Maggies Bitte löst bei ihnen nur ein kurzes Nachdenken aus, doch dann sind sie bereit, Victoria bei sich aufzunehmen. Die drei so unterschiedlichen Menschen haben zunächst etwas Mühe, sich aneinander zu gewöhnen, doch die Brüder beschützen Victoria vor allem, was sie für die junge Frau für schädlich halten und unterstützen sie so gut sie können. Victoria und die McPherons werden nach und nach zu einer Familie.
Maggie wird im Verlauf der Handlung immer wieder als gute Seele des Buches auftreten und die Dinge in die richtige Richtung lenken.

Parallel dazu wird die Geschichte des Lehrers Tom Guthrie erzählt.
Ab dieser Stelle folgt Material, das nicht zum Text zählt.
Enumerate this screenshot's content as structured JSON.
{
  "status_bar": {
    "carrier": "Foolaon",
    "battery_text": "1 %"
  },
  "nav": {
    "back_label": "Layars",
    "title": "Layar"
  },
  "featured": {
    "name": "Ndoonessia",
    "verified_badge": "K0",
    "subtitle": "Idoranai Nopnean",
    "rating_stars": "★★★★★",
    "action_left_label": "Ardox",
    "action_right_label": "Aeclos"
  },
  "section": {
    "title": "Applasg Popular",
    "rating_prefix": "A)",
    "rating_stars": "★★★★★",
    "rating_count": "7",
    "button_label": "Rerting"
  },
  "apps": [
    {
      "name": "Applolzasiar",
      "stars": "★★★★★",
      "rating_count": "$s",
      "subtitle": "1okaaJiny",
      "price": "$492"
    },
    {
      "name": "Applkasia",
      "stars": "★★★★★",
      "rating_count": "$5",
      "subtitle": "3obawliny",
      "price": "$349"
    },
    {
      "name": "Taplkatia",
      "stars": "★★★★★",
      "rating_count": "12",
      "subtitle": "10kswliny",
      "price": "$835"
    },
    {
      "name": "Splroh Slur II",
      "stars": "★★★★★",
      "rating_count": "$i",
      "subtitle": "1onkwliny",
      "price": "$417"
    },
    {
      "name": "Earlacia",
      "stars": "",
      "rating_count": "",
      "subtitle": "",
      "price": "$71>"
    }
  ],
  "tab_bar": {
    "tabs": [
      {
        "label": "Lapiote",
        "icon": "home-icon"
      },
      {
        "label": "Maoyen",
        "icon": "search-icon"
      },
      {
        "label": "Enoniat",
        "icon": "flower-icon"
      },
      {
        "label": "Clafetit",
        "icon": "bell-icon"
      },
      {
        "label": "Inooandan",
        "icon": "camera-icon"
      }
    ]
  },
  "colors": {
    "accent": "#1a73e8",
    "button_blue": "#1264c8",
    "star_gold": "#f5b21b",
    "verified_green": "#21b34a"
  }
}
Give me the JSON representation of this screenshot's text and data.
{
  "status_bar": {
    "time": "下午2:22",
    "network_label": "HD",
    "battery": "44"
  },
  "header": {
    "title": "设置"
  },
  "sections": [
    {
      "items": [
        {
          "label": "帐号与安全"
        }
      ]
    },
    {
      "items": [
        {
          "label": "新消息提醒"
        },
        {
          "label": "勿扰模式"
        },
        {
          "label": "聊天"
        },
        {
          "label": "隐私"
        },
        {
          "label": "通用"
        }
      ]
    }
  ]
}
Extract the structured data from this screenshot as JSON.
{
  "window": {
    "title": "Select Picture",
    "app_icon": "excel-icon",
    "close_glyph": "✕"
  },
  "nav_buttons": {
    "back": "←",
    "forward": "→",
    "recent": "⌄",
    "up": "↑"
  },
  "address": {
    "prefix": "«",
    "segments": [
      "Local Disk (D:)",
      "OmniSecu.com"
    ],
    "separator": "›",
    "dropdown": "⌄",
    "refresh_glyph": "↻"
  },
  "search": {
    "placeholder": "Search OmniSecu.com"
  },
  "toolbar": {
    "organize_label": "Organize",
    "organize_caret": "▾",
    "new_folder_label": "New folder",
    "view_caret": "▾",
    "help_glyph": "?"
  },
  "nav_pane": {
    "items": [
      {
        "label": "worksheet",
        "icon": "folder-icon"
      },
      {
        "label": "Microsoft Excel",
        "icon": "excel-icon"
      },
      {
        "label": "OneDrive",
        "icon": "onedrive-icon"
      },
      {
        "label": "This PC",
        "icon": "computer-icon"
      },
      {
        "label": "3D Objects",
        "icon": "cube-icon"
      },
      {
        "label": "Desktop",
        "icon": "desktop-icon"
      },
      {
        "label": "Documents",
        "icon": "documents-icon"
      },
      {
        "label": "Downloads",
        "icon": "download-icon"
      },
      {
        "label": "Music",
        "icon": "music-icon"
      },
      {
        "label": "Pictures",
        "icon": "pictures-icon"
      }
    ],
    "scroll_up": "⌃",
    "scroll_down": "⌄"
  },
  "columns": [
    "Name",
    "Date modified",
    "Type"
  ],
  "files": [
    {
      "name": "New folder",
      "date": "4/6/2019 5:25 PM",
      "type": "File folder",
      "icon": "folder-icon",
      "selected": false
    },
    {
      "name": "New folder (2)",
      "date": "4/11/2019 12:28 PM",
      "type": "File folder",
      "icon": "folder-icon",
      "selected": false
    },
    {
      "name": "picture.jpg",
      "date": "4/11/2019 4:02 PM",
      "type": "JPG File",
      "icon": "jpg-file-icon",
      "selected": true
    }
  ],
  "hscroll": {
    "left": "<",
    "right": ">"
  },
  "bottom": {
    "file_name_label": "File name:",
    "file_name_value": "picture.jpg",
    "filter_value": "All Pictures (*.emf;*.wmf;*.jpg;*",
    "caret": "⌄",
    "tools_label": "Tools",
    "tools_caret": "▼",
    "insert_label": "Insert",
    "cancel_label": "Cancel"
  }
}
Der Vater von zwei neun- bzw. zehnjährigen Jungen ist mit der schwer depressiven Ella verheiratet, die die Tage in ihrem verdunkelten Zimmer verbringt und insbesondere von den beiden Söhnen nur noch wie ein Geist wahrgenommen wird. Ella verlässt ihre Familie und zieht zu ihrer Schwester, Tom muss den Alltag als alleinerziehender berufstätiger Vater organisieren. Das klappt nicht immer. Ihn belasten außerdem die Drohungen der Eltern eines renitenten Schülers, die die Vorwürfe gegen ihren gewalttätigen Sohn für erfunden halten. Dieser wiederum lässt seine Wut gegen Tom an dessen Söhnen Ike und Bobby aus. Die beiden leiden zusätzlich unter dem Fehlen ihrer Mutter und werden unmittelbar mit dem Tod konfrontiert, was sie überfordert: Sie finden eine alte Frau, der sie auf ihrer täglichen Zustellrunde die Tageszeitung bringen und die ihnen ihren Wohnungsschlüssel überlassen hat, leblos in ihrem Sessel.

Lesen?

Auf jeden Fall. Lied der Weite überzeugt durch seine schnörkellose und empathische Sprache, die dem Leser das Leben der Menschen und die Atmosphäre in Holt mit leisen Tönen nahebringt. Es ist ein Buch, das man nicht aus der Hand legen möchte.

Lied der Weite ist im Diogenes Verlag erschienen und kostet als gebundenes Buch 24 Euro, als Taschenbuch 13 Euro sowie als E-Book 10,99 Euro.